Everyone always expected something great from him. He was the football captain. He was at the top of his class. He was expected to be the best.
But within our friendship, there were no expectations.
No faking it.
I was from a shitty home.
He hated being the golden boy.
We understood each other.
James didn’t just give me his friendship. He gave me acceptance. He gave me something to live for.
And he gave meher.
It’d taken every little bit of self-control I had not to lift her onto the kitchen counter in that fucking house we knew so well and make up for the past ten years we’d lost. At first, I wasn’t sure if that’s what she wanted, but then I saw the look in her eyes.
Back then, it was all shy glances and knowing smiles.
Now, it was something else entirely.
And she was fighting it.
She wasn’t sure she could trust me just yet, and I didn’t blame her.

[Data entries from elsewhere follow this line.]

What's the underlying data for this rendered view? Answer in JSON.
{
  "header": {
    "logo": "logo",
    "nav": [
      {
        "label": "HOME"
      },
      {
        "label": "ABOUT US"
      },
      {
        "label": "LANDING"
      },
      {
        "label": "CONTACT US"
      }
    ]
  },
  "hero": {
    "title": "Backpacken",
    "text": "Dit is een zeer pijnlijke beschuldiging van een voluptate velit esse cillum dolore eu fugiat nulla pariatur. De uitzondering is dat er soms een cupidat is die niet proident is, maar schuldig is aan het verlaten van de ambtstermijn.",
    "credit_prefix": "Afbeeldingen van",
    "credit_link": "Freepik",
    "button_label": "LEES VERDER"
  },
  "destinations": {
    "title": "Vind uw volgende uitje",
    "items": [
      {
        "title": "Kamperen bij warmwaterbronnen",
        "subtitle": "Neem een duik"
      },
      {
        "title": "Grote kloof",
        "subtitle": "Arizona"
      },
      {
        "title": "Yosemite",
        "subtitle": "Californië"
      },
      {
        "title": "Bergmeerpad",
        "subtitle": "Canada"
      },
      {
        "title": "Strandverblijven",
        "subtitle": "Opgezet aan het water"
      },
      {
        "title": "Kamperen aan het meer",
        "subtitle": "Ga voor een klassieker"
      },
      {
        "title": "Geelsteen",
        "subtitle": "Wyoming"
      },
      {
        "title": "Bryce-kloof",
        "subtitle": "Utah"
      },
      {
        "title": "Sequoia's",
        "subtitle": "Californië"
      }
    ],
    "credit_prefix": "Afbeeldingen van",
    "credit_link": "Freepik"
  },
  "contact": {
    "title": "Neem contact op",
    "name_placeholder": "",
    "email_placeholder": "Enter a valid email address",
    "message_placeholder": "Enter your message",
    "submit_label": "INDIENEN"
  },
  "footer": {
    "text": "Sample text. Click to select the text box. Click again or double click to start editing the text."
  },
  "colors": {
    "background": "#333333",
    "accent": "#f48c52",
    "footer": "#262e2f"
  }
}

I’d fucked it up before, and it was on me to prove I wasn’t the same stupid kid I was back then. And this time around, I didn’t just want to remember all the reasons I fell for her in the first place.
I wanted to discover all the new ones.
The ones that would make me fall even harder.
I swallowed hard, crouching down and rubbing my hand over my jaw, scratching at the short bristles. “It’s been fucking hard, you know,” I told him, huffing out a laugh as I picked at the blades of grass beneath me. “Watching her from afar. Having to let her make her own mistakes. Not being able to protect her. But she’s really fucking grown and found that fire I knew she had in her.”
As if he didn’t already know because he was the one always fanning the damn flames. Encouraging her to stand up, notto shrink into the background. He was there, hooting at ballet recitals, and bringing the entire football team along to cheer her on when she got the lead in the school play.
He wanted her to have the confidence to be herself and to grow from a girl into a woman.
And fuck, was that woman something amazing.
She was independent and sure of herself. She had a sassy but sweet mouth that I was desperate to cover with my own, and the way her curves had settled into her hips since she stopped dancing professionally…fuck.
“I need to fucking know, man,” I said, pushing back up to my feet. “Was this your way of giving me a second chance with your sister? Because I’m pretty sure she wants my balls in a fucking jar for what I did.”
I never told Darcy, but James knew about the two of us and how close we’d gotten.
I couldn’t keep it from him. I wanted him to know that if he wasn’t there, I’d make sure she got what she needed—even if in the end, I couldn’t give it to her.
A sharp wind picked up, swirling around me and sweeping away the petals that had settled at my feet. I could practically hear his laughter in the breeze, that deep, knowing chuckle like he was standing right here with me, shaking his head. Like he thought I was a dumbass. Like I should already know what to do.
But here I was, standing in a fucking cemetery at night, talking to a goddamn block of stone, trying to interpret the way the wind was blowing instead of just fucking manning up and making a decision myself.
The universe was cackling at me.
I fucking knew it.
As the sun finally sank below the horizon, the temperature dropped instantly, the chill sinking through my skin and sending a shudder up my spine.
I let out a slow breath, folding my arms across my chest and shaking my head.